Un nouveau long-métrage de Bertrand Blier est toujours un évènement tant le cinéaste français a marqué le cinéma hexagonal avec des œuvres fortes telles que Les Valseuses, Buffet froid, ou Tenue de soirée. Cette sortie est d’autant plus importante quand le réalisateur revient après 9 ans d’absence, et réunit pour son nouvel opus Christian Clavier et Gérard Depardieu.

Comme souvent chez Blier, le film repose avant tout sur ses acteurs. Même si Clavier depuis le succès des Visiteurs est devenu une caricature de lui-même qui multiplie les grimaces et des onomatopées, je suis content de le retrouver avec un vrai texte à défendre. Ainsi, sa très bonne prestation dans le film nous rappelle que l'acteur fut jadis excellent dans des comédies dont il était coscénariste comme Papy fait la résistance ou Mes meilleurs copains. Quant à Depardieu, il semble ici « un peu plus » concerné que d’habitude. En effet, depuis quelques années, il semble seulement intéressé par le montant de son cachet et se moque totalement des films dans lequel il joue. Son apparition dans la dernière série Z de Lamberto Bava (La caverne de la rose d'or, Démons) témoigne de son désamour pour le cinéma et le métier d'acteur.

Convoi exceptionnel nous donne à voir un petit théâtre de l’absurde où les pages de scénario que les personnages ne cessent de réclamer sont la métaphore d'existences mornes dans lesquelles l’absence de choix de vie permet de ne pas faire face à l’absurdité de nos existences. Si pour ma part j’ai beaucoup apprécié le film, il faut tout de même signaler que Convoi exceptionnel est loin d’égaler les meilleures réalisations de Blier. En effet, le film souffre d’une écriture peu rigoureuse où les séquences s'enchaînent sans vraiment de lien logique. Ainsi, le long-métrage divague souvent et tient plus du patchwork que du film écrit.

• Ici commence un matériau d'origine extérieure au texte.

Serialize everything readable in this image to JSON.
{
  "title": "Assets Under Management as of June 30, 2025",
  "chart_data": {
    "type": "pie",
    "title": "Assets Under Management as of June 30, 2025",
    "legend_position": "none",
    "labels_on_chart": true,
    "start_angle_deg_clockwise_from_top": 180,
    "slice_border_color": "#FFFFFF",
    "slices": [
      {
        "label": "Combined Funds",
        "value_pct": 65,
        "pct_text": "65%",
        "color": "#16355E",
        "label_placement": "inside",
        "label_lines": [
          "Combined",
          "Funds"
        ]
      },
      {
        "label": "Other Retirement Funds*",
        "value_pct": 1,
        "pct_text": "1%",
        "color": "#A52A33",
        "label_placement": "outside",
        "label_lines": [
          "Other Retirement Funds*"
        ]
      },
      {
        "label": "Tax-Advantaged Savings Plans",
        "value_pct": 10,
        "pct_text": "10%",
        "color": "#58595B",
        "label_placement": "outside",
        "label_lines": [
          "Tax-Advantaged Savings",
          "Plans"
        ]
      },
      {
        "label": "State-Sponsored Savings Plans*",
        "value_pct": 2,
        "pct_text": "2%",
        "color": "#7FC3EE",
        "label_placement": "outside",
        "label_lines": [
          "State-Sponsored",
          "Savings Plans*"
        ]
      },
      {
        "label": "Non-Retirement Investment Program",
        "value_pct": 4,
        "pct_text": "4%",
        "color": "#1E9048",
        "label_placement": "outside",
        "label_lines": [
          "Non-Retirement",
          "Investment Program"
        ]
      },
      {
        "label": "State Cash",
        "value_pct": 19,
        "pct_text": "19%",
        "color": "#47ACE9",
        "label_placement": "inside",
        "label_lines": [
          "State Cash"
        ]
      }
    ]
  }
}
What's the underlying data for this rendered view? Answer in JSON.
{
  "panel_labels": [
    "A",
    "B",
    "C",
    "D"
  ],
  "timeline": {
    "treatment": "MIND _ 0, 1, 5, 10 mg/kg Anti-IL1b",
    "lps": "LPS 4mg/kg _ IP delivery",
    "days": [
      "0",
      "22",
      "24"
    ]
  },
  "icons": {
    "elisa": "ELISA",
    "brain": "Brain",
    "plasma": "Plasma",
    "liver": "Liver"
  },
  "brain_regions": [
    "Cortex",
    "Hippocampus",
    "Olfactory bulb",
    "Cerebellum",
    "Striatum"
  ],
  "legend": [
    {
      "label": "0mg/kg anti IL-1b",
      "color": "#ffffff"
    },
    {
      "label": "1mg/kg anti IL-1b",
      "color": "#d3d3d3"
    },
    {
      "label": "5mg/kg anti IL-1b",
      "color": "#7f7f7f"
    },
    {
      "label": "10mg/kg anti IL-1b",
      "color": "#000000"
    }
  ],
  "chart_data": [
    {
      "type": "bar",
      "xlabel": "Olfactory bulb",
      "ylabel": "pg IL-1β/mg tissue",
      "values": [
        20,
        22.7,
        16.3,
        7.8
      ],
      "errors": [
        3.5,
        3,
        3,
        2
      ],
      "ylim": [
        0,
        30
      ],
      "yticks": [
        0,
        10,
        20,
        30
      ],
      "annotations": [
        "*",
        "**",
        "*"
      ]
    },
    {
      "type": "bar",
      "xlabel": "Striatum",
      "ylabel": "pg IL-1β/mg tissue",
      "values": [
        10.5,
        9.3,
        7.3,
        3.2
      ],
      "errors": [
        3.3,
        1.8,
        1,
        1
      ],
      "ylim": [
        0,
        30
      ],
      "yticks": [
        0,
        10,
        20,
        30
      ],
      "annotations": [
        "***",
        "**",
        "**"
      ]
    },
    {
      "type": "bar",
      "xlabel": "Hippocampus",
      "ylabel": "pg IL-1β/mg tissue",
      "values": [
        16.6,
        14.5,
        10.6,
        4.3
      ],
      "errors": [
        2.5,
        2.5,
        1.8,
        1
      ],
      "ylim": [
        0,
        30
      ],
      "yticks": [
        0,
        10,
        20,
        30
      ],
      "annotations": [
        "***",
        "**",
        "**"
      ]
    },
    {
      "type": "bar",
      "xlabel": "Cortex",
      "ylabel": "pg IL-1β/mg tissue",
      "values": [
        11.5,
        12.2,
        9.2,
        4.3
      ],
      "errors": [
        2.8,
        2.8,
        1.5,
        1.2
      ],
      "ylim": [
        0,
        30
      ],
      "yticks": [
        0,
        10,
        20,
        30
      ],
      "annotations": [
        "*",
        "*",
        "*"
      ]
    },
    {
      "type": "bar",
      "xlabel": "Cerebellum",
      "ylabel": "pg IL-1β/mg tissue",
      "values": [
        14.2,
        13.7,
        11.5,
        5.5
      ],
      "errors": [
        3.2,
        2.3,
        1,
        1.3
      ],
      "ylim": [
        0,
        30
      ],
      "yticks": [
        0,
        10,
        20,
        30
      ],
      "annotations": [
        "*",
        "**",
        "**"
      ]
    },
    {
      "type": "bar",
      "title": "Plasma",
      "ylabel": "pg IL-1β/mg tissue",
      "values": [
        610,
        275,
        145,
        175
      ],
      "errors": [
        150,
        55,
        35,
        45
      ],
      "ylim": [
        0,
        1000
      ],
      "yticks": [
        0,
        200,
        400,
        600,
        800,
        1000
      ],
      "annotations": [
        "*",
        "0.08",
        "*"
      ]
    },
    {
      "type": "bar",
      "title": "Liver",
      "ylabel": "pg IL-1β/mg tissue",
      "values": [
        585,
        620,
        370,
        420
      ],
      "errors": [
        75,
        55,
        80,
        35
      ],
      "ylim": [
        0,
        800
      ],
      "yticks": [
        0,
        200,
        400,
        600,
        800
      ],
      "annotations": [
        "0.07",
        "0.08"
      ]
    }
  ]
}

C’est en même temps le charme de cette oeuvre crépusculaire où l’on évoque beaucoup la mort, et qui dans ses meilleures séquences rappelle les plus grands films du maître. On pense en particulier à ce très beau monologue d’Alexandra Lamy qui explique à son mari défunt qu’elle n’a jamais autant joui que depuis son départ et qui rappelle Tenue de soirée ouTrop belle pour toi.
C’est enfin un film qui compte de grands moments de cinéma comme dans cette scène magnifique de la boulangerie. Blier rend dans celle-ci hommage au septième art, en montrant qu’au-delà des mots la caméra est source d’émerveillement, faisant d’une boulangère rondelette ouvrant sa boutique une star de cinéma à jamais inscrite sur la pellicule, grâce à une photographie et une mise en scène de haute volée.

Ce Convoi exceptionnel laissera sur la route beaucoup de ses spectateurs surtout s’ils ne connaissent pas l’oeuvre de Blier. Mais pour ceux qui aiment son goût de l’absurde et sa philosophie de vie, le voyage vaut le détour.